"Ce qui me préoccupe le plus, c'est que si on a cette loi, peut-être qu'on ne pourra pas rester dans tous les pays là où on doit être, où on forge le développement", indique Paul Bulcke lundi dans La Matinale.
Celui-ci évoque le cas du Venezuela, où Nestlé emploie plus de 2500 personnes. "Ces milliers de familles ont confiance en nous. On y est, on reste. Ce n'est pas pour des raisons économiques. Est-ce qu'on pourra encore le faire s'il y a cette possibilité d'être attaqués avec des plaintes, qu'on doit justifier notre présence?", interroge l'homme d'affaires binational belge et suisse.
Un départ de la Suisse?
La première entreprise agro-alimentaire du monde pourrait-elle quitter la Suisse en cas d'un "oui" le 29 novembre? "Je ne réponds pas à ça. Ce n'est pas une loi ou un texte qui conditionne l'existence ou la présence d'une entreprise comme Nestlé", lance son président.
L'initiative populaire "Entreprises responsables – pour protéger l’être humain et l’environnement" veut obliger les sociétés qui ont leur siège en Suisse à examiner régulièrement les conséquences de leurs activités sur les droits humains et sur l'environnement. Elles devront effectuer cette procédure tant pour leurs activités sur sol helvétique que pour celles à l'étranger.
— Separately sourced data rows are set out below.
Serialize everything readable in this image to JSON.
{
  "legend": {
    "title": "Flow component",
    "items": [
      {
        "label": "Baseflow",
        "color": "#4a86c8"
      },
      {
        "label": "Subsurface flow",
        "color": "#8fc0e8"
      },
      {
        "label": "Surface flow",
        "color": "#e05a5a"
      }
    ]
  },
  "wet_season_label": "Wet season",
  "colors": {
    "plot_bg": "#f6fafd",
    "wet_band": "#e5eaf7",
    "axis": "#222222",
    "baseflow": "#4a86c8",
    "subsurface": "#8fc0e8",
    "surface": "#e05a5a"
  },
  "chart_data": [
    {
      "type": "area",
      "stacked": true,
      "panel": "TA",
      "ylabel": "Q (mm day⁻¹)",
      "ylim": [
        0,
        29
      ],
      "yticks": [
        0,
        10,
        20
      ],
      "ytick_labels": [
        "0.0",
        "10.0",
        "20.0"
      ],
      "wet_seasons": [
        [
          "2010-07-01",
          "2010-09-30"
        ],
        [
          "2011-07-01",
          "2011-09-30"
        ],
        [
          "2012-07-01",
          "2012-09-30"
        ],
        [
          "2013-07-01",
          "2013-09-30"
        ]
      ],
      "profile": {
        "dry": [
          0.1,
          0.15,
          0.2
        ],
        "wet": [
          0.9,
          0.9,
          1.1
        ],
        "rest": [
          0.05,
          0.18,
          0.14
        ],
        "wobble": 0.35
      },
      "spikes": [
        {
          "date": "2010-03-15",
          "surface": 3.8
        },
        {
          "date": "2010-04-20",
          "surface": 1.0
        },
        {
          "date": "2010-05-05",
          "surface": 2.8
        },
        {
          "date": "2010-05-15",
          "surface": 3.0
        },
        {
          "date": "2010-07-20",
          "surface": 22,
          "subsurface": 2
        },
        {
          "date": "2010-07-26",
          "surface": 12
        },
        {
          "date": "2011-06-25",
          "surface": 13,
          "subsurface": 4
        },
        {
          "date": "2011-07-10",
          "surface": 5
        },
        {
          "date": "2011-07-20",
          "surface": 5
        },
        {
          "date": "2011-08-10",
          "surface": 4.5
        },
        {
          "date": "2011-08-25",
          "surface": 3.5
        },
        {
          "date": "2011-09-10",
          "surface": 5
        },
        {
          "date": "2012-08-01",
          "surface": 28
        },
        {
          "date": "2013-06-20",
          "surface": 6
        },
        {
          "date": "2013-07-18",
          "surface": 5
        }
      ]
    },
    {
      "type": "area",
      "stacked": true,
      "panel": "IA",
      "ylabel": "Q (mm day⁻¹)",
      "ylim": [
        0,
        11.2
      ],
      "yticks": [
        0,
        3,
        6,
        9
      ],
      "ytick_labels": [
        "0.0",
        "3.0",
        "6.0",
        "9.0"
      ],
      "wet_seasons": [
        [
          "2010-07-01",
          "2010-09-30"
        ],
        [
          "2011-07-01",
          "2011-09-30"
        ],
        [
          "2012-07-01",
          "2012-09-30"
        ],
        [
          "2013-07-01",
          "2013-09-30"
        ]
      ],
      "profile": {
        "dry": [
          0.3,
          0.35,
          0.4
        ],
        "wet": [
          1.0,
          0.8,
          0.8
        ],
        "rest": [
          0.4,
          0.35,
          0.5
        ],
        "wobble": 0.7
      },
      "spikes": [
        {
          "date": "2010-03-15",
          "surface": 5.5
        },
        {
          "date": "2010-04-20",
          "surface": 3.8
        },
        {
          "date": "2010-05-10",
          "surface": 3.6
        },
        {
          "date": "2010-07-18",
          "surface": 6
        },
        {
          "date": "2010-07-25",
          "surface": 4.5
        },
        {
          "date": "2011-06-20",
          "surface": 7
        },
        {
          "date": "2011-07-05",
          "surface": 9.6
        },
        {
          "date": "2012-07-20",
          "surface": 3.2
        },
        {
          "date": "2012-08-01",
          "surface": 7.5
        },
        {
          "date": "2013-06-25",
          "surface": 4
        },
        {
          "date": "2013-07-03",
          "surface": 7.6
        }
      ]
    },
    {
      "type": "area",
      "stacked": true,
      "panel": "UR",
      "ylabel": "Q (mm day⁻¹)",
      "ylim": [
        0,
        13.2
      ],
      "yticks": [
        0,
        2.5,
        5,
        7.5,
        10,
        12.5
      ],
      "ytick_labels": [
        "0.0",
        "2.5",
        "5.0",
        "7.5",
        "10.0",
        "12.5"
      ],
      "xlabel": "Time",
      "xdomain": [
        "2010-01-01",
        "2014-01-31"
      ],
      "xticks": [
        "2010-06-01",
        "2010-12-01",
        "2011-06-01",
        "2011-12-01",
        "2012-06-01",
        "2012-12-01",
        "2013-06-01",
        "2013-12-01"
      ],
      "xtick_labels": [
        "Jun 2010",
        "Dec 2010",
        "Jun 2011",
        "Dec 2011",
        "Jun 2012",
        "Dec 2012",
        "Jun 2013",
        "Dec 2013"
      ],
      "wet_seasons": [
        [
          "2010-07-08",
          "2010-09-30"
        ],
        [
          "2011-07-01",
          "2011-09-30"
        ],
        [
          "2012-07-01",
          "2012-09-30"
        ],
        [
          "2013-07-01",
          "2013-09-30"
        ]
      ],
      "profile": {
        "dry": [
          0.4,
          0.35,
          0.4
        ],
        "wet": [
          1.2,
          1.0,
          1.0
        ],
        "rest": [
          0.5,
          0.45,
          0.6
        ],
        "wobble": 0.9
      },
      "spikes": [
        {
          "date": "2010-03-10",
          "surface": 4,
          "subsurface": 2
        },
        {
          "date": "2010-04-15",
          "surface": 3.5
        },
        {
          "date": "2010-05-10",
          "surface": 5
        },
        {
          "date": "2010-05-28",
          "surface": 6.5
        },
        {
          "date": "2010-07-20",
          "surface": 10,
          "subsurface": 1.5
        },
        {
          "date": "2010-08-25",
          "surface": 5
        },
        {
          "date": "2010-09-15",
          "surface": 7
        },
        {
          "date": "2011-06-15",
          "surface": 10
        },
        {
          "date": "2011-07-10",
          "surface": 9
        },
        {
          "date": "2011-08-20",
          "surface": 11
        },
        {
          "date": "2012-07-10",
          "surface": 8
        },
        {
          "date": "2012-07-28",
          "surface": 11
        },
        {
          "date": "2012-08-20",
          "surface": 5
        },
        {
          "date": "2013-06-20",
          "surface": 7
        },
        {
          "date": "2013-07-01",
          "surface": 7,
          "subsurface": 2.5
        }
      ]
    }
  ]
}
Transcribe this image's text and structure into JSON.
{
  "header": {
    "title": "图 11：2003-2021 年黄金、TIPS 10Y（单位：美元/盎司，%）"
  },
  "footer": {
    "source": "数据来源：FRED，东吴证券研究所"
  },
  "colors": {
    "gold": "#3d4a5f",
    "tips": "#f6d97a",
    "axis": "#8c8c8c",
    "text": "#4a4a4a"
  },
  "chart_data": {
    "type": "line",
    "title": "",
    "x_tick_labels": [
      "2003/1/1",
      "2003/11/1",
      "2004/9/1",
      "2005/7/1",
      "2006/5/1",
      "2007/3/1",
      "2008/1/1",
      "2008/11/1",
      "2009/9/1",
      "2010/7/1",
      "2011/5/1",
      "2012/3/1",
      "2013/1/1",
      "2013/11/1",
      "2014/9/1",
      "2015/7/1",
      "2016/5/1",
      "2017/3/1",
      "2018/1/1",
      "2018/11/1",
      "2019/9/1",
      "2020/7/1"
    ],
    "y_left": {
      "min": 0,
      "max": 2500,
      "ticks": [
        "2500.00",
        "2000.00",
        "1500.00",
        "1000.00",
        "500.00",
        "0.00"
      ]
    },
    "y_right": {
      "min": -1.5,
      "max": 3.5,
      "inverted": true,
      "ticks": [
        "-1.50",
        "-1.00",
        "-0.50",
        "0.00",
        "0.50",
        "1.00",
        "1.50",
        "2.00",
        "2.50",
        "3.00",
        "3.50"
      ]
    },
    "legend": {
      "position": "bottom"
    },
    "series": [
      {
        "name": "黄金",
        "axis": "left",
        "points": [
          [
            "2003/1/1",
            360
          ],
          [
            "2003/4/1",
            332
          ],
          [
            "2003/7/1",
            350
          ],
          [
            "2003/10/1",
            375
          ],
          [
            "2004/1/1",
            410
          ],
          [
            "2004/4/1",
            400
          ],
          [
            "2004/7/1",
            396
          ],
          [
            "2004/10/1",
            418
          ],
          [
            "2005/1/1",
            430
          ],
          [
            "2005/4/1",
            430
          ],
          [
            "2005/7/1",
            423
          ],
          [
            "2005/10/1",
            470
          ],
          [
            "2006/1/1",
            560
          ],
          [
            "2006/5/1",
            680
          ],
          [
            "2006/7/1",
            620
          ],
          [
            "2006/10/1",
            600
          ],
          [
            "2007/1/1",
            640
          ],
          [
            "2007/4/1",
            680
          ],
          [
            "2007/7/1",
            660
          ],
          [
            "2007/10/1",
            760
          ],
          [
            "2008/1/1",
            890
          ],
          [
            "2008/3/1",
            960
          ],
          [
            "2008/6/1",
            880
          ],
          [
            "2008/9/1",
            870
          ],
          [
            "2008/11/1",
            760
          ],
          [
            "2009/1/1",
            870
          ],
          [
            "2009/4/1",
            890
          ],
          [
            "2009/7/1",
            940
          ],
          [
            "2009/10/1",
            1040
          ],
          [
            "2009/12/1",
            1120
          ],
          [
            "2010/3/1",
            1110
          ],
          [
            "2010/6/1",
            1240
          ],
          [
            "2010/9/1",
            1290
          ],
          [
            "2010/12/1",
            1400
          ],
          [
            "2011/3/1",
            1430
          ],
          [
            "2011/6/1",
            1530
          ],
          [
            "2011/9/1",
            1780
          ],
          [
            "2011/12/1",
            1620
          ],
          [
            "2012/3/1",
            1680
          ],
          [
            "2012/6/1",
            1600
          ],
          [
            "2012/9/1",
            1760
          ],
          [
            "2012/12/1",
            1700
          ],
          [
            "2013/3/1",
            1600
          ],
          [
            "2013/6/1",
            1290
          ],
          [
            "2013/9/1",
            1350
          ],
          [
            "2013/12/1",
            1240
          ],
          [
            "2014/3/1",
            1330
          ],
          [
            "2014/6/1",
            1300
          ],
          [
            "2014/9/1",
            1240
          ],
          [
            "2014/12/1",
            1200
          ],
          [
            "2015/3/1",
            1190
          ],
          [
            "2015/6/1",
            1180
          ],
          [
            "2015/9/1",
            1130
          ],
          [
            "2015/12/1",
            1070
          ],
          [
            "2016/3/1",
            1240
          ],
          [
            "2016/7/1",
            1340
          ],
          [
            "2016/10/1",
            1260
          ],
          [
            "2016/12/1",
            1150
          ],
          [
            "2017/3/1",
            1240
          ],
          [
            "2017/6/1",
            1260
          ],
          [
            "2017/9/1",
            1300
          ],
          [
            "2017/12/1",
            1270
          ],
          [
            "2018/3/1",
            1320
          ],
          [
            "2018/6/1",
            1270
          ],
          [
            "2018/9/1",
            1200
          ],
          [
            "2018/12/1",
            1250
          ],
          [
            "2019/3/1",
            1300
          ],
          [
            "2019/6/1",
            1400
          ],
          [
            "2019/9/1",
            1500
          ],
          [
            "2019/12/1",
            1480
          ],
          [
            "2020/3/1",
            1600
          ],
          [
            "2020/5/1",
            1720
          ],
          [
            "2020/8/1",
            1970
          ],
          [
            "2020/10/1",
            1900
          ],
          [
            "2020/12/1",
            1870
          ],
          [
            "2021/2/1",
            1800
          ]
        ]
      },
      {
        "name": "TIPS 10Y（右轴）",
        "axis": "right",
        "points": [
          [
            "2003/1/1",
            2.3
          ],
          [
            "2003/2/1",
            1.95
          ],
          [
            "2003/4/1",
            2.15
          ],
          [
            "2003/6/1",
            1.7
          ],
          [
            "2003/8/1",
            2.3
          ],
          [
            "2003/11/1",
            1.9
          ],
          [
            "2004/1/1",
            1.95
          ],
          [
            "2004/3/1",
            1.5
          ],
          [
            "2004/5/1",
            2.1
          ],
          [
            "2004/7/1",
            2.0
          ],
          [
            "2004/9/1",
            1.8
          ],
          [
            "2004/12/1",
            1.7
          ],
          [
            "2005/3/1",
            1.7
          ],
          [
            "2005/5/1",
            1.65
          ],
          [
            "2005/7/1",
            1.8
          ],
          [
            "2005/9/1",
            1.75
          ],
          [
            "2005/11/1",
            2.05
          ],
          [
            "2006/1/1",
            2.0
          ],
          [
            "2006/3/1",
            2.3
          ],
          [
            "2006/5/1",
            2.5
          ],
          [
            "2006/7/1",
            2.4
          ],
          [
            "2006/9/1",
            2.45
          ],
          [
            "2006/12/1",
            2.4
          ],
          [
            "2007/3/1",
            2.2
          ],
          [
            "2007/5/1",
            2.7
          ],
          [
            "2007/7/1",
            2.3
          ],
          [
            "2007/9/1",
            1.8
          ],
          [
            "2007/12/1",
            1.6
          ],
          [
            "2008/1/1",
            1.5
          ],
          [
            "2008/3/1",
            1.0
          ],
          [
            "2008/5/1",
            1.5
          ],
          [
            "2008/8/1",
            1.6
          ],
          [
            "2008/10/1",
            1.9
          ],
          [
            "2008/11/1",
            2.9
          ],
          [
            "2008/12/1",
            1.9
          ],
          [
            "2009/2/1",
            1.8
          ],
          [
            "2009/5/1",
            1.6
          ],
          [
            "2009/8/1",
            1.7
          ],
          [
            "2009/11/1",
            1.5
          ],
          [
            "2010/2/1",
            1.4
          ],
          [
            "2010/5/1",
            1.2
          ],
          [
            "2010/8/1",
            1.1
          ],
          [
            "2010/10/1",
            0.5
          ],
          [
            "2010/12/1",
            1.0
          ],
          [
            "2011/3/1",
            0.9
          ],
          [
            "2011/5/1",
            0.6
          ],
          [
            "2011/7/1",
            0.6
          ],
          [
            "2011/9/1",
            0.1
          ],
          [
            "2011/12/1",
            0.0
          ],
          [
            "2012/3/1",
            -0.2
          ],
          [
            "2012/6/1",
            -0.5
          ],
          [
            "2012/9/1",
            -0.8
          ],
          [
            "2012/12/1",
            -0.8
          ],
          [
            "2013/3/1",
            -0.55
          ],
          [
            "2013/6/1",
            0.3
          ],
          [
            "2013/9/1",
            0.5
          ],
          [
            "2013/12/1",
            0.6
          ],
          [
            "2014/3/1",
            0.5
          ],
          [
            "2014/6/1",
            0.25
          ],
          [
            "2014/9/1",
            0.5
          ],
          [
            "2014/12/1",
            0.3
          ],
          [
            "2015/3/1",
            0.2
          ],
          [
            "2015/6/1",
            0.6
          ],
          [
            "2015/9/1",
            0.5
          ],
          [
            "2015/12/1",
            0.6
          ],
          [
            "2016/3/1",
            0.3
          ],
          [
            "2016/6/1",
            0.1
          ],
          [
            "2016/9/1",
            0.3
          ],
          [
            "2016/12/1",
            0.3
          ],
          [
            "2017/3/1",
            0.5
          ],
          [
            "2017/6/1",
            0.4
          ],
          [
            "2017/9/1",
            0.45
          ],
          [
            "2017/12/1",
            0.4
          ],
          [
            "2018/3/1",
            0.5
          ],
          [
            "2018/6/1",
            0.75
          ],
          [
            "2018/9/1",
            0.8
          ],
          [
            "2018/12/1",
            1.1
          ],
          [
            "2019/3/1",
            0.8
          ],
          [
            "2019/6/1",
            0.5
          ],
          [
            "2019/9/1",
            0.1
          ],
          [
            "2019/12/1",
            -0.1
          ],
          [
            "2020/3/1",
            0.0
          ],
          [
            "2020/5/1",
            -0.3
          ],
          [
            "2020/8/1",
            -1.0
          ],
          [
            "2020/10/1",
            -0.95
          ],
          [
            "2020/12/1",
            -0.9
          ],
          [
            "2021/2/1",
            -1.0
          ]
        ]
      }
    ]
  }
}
Les multinationales devront aussi répondre des dommages causés par leurs filiales, mais pas pour les actions de leurs fournisseurs.
"Beaucoup d'émotion"
Pour Paul Bulcke, l'initiative va trop loin: "Les entreprises ne sont pas seulement responsables pour ce qu'elles font, mais aussi pour tous ceux qui sont liés de près ou de loin avec ses activités. De plus, on est coupables dès qu'il y a une plainte jusqu'à ce qu'on prouve le contraire", explique-t-il.
Le patron belgo-suisse rappelle la "noblesse" à la base de l'initiative. Mais selon lui, il ne faut pas s'y méprendre. "Qui est contre les droits humains? Et contre protéger l'environnement? Personne. Il y a beaucoup d'émotion dans l'air. Il faut regarder le texte."
Soutien au contre-projet
Paul Bulcke se prononce en faveur du contre-projet indirect élaboré par le Parlement et soutenu par le Conseil fédéral. Selon ce texte, les obligations auxquelles les entreprises seraient soumises se réduiraient à un devoir de diligence dans les domaines "minerais de conflit" et "travail des enfants". Seules les "sociétés d’intérêt public" devraient rendre un rapport.
Nestlé est membre du comité économique "non à l'initiative multinationales". La multinationale ne finance toutefois pas la campagne, assure son président.